Faz uma ressalva, porém.

Compara a luminosa manhã de hoje com versos eruditos (que não guardei) de Dante “cujo poema não passou de um sonho”.

Imaginem o meu espanto.

Não estou acostumado a divagações e platitudes.

Sou um urbanoide, estou por aqui de passagem, nem sei o que lhe responder.

Decididamente a manhã de sol a pino e o cenário, enfeitado pelo verde das irregulares montanhas da Serra da Bocaina, sejam mesmo inspiradores.

Inquietam-me apenas os momentos de silêncio que o homem faz de quando em quando.

Imagino cá comigo e temo que são possíveis ‘deixas’ para que eu também mostre minha verve literária.

Que é um tiquinho além do nada.

Prefiro ficar na minha.

Esboço um sorriso, assumo ares de reflexão.

Ufa!

Ele nada me pergunta.

Espera a Casa Lotérica abrir às 9 em ponto, despede-se com um ‘até breve’ e foi lá fazer sua fézinha.

Acho que não o verei tão cedo. Volto na terça para a voracidade cinza da cidade-grande.

Gostei do encontro. Dou vivas ao bom Acaso.

Concluo por conta e risco que:

Andar pela vida é poetar e ter o dom de fazer amigos.

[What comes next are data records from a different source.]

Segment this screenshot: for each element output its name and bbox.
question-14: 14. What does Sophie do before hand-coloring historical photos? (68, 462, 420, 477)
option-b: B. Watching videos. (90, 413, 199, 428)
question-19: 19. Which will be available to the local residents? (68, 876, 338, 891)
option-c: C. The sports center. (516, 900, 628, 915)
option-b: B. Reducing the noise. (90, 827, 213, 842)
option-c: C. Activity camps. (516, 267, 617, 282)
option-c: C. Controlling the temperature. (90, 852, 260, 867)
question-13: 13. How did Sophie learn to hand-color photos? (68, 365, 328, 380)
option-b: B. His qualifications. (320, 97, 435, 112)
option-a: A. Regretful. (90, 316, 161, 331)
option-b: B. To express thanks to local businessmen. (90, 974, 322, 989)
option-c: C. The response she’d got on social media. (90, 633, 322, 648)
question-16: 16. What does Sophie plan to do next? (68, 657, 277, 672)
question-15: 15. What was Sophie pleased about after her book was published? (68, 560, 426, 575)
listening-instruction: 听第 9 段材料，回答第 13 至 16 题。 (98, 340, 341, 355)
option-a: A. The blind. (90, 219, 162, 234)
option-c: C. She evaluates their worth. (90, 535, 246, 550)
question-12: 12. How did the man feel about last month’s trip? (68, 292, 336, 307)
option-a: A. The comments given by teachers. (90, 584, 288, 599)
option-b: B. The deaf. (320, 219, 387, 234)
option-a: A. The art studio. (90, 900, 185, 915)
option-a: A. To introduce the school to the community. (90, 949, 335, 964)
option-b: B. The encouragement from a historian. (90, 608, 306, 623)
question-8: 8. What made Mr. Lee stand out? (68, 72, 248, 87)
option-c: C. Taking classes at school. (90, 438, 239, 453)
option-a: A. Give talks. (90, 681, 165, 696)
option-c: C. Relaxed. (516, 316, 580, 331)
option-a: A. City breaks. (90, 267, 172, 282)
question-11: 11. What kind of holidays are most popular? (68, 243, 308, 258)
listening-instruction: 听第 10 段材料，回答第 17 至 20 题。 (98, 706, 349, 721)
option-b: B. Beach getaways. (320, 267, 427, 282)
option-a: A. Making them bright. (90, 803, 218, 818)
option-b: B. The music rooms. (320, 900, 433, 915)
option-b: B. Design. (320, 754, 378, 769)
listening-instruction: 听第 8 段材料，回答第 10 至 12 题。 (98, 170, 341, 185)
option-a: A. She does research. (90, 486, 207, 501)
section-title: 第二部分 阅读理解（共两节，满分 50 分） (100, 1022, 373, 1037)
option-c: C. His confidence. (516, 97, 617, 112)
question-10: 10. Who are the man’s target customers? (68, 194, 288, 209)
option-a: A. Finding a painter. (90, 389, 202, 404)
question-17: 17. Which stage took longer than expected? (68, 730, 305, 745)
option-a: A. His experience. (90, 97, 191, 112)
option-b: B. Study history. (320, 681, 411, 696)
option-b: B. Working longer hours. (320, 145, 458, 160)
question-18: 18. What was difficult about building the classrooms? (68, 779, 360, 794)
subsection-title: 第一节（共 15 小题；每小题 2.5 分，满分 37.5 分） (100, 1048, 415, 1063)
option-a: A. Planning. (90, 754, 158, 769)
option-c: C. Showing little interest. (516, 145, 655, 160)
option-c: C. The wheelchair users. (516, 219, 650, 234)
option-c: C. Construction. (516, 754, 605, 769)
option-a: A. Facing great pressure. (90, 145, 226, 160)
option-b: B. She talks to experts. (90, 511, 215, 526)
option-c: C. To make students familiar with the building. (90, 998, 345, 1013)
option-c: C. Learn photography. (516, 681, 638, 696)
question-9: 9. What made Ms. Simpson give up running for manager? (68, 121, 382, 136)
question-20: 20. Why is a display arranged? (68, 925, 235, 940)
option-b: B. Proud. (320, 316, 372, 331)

Assim nunca estaremos ao desamparo.

No mais, sinto a leve brisa que sacode as folhas da frondosa árvore que me sombreia e, marotamente, me faz lembrar, num sussurro, outro pensamento do inesquecível Manoel de Barros:

“Tenho uma confissão a fazer: noventa por cento do que escrevo é invenção. Só dez por cento é mentira“.